The proposals stem from a legislative report that was released in January that recommended 25 wide-ranging policy reforms to the state’s criminal justice laws, including the removal of mandatory minimum sentences for several crimes, giving judges more discretion in sentencing, adding tiers to burglary crimes, reclassifying several felonies, and changing the felony theft threshold from $650 to $2,000.
From 2009 to 2016, prison populations in the U.S. dropped by 7 percent. But Nevada has seen the number of prisoners increase by 7 percent from 2009 to 2017, and the average prison sentence has increased by 20 percent.
Prison population in the state is expected to top 15,000 by 2028, and the state’s costs are expected to increase by $770 million in that same time period.
The bill, Yeager said, would avert 89 percent of the expected prison growth in the state in that time and save the state $640 million over the next decade.

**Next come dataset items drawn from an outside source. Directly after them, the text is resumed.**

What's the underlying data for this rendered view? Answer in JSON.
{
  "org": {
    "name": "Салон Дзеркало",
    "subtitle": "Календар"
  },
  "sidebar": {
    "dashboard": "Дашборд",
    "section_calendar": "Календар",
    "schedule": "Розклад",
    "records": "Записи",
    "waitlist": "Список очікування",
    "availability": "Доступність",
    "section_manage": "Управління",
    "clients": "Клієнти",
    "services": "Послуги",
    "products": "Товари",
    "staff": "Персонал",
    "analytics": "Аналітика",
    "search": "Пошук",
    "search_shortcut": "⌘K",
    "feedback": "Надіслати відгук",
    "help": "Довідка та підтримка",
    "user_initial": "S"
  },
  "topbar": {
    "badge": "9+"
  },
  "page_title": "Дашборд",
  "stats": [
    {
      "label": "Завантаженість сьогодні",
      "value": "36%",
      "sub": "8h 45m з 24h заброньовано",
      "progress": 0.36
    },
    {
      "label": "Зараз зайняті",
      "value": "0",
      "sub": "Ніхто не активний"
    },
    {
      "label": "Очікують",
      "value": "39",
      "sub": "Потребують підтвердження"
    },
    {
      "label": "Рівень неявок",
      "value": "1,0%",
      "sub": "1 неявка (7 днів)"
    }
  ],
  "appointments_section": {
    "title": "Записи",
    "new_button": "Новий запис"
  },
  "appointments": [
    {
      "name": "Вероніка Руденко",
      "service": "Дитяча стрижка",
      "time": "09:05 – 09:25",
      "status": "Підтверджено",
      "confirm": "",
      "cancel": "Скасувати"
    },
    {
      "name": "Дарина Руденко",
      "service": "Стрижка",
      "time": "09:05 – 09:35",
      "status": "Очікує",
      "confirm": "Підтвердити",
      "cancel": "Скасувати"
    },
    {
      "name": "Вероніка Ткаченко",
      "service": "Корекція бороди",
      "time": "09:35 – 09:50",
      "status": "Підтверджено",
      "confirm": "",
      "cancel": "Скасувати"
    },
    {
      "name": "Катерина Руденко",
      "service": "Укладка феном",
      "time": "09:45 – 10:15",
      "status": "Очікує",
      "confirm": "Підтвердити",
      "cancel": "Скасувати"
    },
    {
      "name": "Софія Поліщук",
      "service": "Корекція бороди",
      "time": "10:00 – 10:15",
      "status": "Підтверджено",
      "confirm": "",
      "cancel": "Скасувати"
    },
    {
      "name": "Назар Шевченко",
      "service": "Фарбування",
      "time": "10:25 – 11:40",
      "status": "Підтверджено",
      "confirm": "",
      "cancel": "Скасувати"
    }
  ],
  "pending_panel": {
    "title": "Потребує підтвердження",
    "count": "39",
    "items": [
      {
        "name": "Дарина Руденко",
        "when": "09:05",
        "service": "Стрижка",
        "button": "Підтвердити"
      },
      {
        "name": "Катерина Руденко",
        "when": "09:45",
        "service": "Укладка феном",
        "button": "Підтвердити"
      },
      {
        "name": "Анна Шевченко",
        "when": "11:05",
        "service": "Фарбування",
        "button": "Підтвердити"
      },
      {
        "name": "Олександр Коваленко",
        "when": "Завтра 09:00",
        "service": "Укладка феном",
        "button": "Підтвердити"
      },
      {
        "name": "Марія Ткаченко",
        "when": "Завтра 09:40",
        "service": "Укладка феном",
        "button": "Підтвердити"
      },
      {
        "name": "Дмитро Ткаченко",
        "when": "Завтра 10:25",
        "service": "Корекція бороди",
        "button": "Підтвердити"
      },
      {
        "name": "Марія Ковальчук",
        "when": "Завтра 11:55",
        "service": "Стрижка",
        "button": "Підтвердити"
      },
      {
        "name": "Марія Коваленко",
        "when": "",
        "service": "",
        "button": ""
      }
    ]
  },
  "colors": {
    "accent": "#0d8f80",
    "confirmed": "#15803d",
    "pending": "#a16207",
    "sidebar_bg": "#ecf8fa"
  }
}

“If we don’t make changes, we will continue to see our prison population grow and continue to pay into a system that cycles people in and out,” Yeager said.
But opponents, who included law enforcement representatives and district attorneys from counties across the state, said the proposals were ignoring public safety concerns by reducing criminal sentences and increasing the thresholds for drug and property crimes to be considered felonies.
Chuck Callaway, a lobbyist for the Las Vegas Metropolitan Police Department, said such changes would make Nevada seem like it’s taking crime less seriously, which he argued would discourage people from traveling to Las Vegas.
But Callaway said he wants to work on the language of the bill with Yeager to find a balance between public safety and reform.
“I think we can come to a happy medium that helps our criminal justice system and makes positive reform, but at the same time doesn’t throw public safety out with the bath water,” Callaway said.
Nevada Supreme Court Justice James Hardesty, who also helped present the bill, countered in his closing remarks that the current system’s balance is precisely the problem.
“I would suggest that the criminal justice system in Nevada is out of balance, and I think it’s time for the Nevada Legislature to look for ways for balance to be restored,” he said.